Train the machine learning model

Let's take a look at the train_model function, where we actually train a machine learning model:

def train_model(train_frames: TrainFrames, target: Column):
    """
    Trains a model.

    Parameters
    ----------
    train_frames : TrainFrames
        The frames required during training. Includes the training dataframe, the validation dataframe, and the testing dataframe.
    target : Column
        The target column, tells you the name and the type of the column.

    Returns
    -------
    model
        The trained model.
    """
    train = train_frames.train
    features = train.loc[:, train.columns != target.name]
    targets = train[target.name]
    if target.data_type == DataType.double:
        model = LinearRegression()
    else:
        model = LogisticRegression()
    model.fit(X=features, y=targets)
    return model

Here, we extract the sub-frame that we will train the model with:

    train = train_frames.train

And then split the sub-frame into one dataframe with features to train with, and another one with only the target values to fit the machine learning model:

    features = train.loc[:, train.columns != target.name]
    targets = train[target.name]

If we are dealing with a regression problem, where the target column consists of numeric values, we use LinearRegression algorithm. Otherwise we are dealing with a classification problem, and we use LogisticRegression algorithm.
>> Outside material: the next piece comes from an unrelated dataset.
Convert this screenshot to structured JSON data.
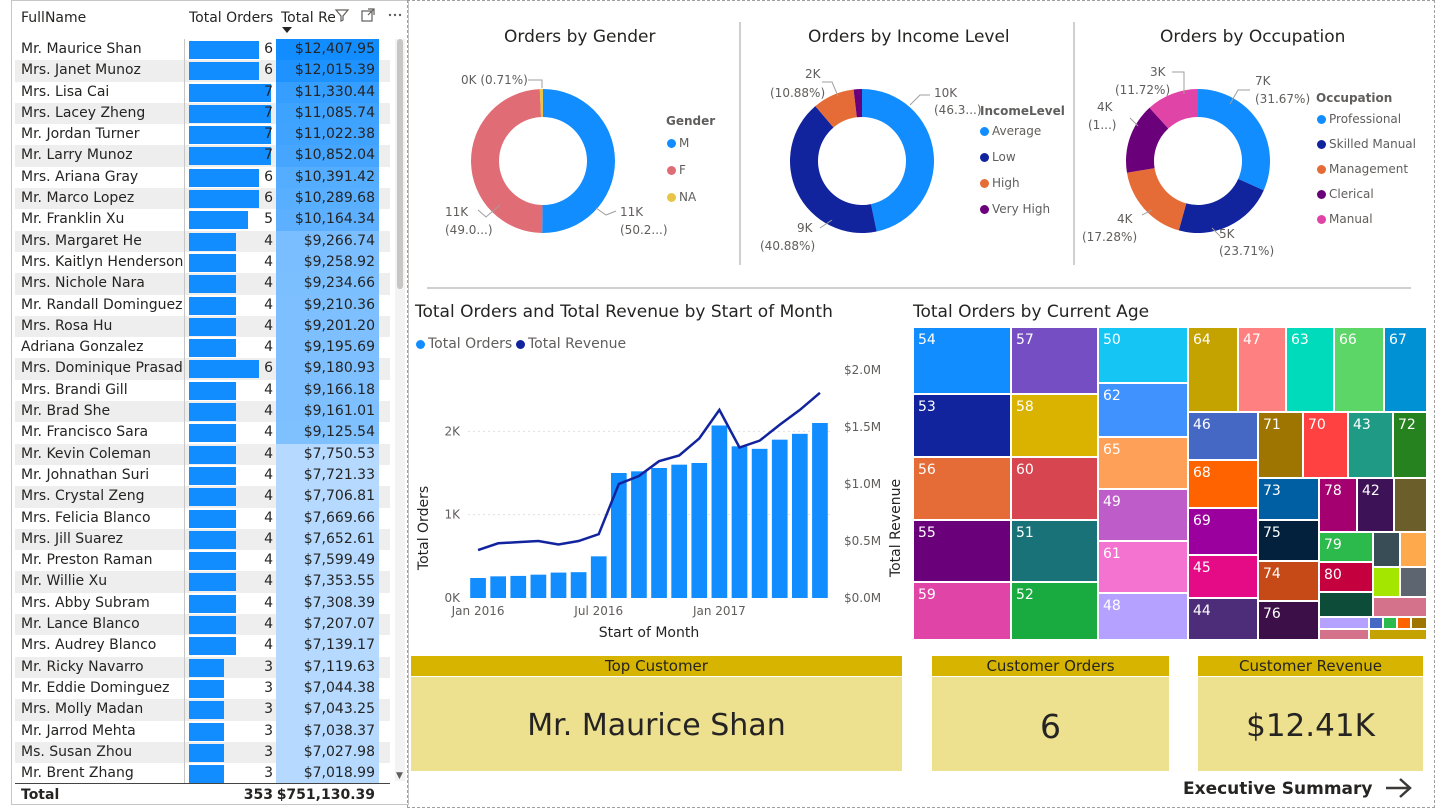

    if target.data_type == DataType.double:
        model = LinearRegression()
    else:
        model = LogisticRegression()

After we decide which algorithm to use, we can fit the model, and then return it:

    model.fit(X=features, y=targets)
    return model

Implementing your own thing

Most of the code here should be changed by you. In particular these are the things you need to consider:

  • Perhaps your machine learning algorithm is able to handle both classification and regression problems
  • Your model might need to filter out some more features
  • Instead of fit, your model might need to do something else
  • Your model might require a validation dataframe, which can be retreived via train_frames.validation

Either way, the content of this function should only serve as an example, it is up to you to decide what should actually be the machine learning model.